Rimmel was very forward-thinking. He invented the ‘perfume vaporiser’, which was designed to spread the smell of flowers throughout a room – an early version of the air freshener. Queen Victoria kept one on her yacht. At the Great Exhibition in 1851, Rimmel exhibited a perfume fountain.
Rimmel perfumed cushions, theatre programmes and Valentines cards. He wrote a book on the history of perfume and scented the pages. He even perfumed particular scenes in popular plays. The programme would mention that the smell of a particular scene was provided by Rimmel.
Cosmetics is a boon to every woman, but a girl's best beauty aid is still a near-sighted man.
In Greek and Roman theatre, makeup was usually unnecessary. Actors wore masks allowing them to portray another gender, age, or entirely different likeness. The Ancient Greek, Thepsis (6th century BC) is considered to be the first actor playing a character rather than speaking as himself, used white lead and wine to paint his face. In medieval Europe, actors altered their appearance by painting their faces different colours. Actors portraying God painted their faces white or gold, those playing angels painted their faces red. During the Renaissance, actors used lamb's wool for false beards and flour as face paint.
Advances in stage lighting required stage makeup to evolve beyond one over-all face color to a multidimensional craft. Originally, theatres used candles and oil lamps, dim lighting that allowed for crude, unrealistic makeup. Once gas lights, limelight and electric light were introduced to theatres, a need emerged for new makeup materials and more skillful application techniques. In 1873, Ludwig Leichner, a Wagnerian opera singer, began commercially producing a non-toxic greasepaint stick.
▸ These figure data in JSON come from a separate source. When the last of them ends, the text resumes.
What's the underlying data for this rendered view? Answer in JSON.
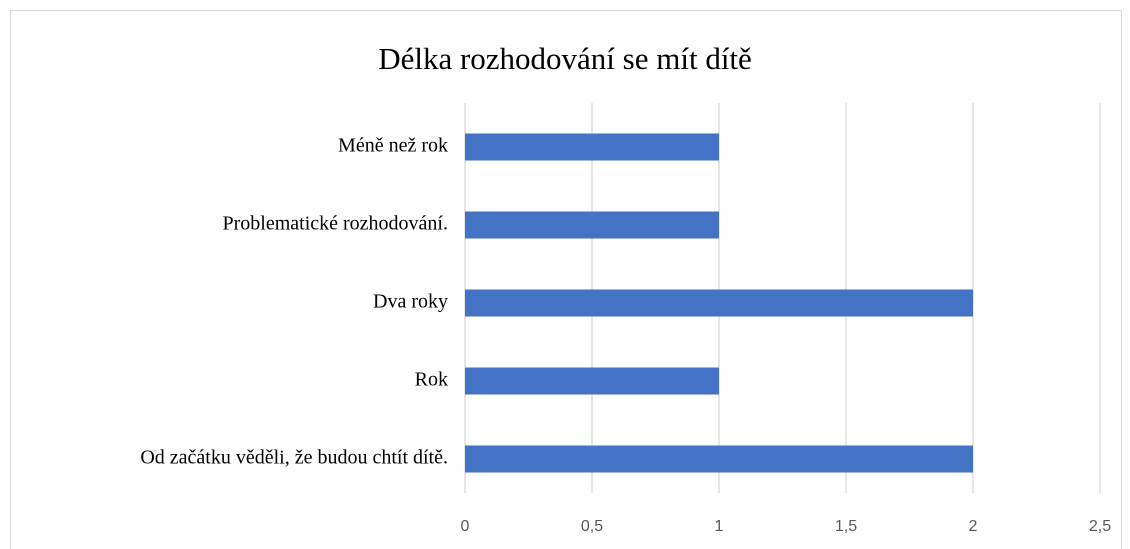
{
  "chart_data": {
    "type": "bar",
    "orientation": "horizontal",
    "title": "Délka rozhodování se mít dítě",
    "categories": [
      "Méně než rok",
      "Problematické rozhodování.",
      "Dva roky",
      "Rok",
      "Od začátku věděli, že budou chtít dítě."
    ],
    "values": [
      1,
      1,
      2,
      1,
      2
    ],
    "color": "#4472c4",
    "xlim": [
      0,
      2.5
    ],
    "xticks": [
      0,
      {
        "value": 0.5,
        "label": "0,5"
      },
      1,
      {
        "value": 1.5,
        "label": "1,5"
      },
      2,
      {
        "value": 2.5,
        "label": "2,5"
      }
    ],
    "grid": true
  }
}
Through the use of makeup, specifically highlighting and shading, the apparent shape of an actor’s face can be changed. Because stage actors are seen from far away their makeup needs to be ‘dramatic’.
A computer scientist has developed false eyelashes and conducting eye-shadow that allow her to launch a mini drone when she winks.
Cow placentas are used to make cosmetics.
Nail-varnish was illegal in Afghanistan under the Taliban.
Roman women wore nail varnish made from lizard's blood.
The names of 16th century lipsticks included ape’s laugh, smoked ox, chimney-sweep and dying monkey.
People in Japan have used nightingale poo facials since the 1600s.
There is an expensive face cream available that includes ingredients derived from young human foreskins.
In Elizabethan England, dyed red hair became the fashion.
A husband is a guy who tells you when you've got on too much lipstick and helps you with your girdle when your hips stick.
Queen Elizabeth I used white lead to create the look known as ‘the Mask of Youth’.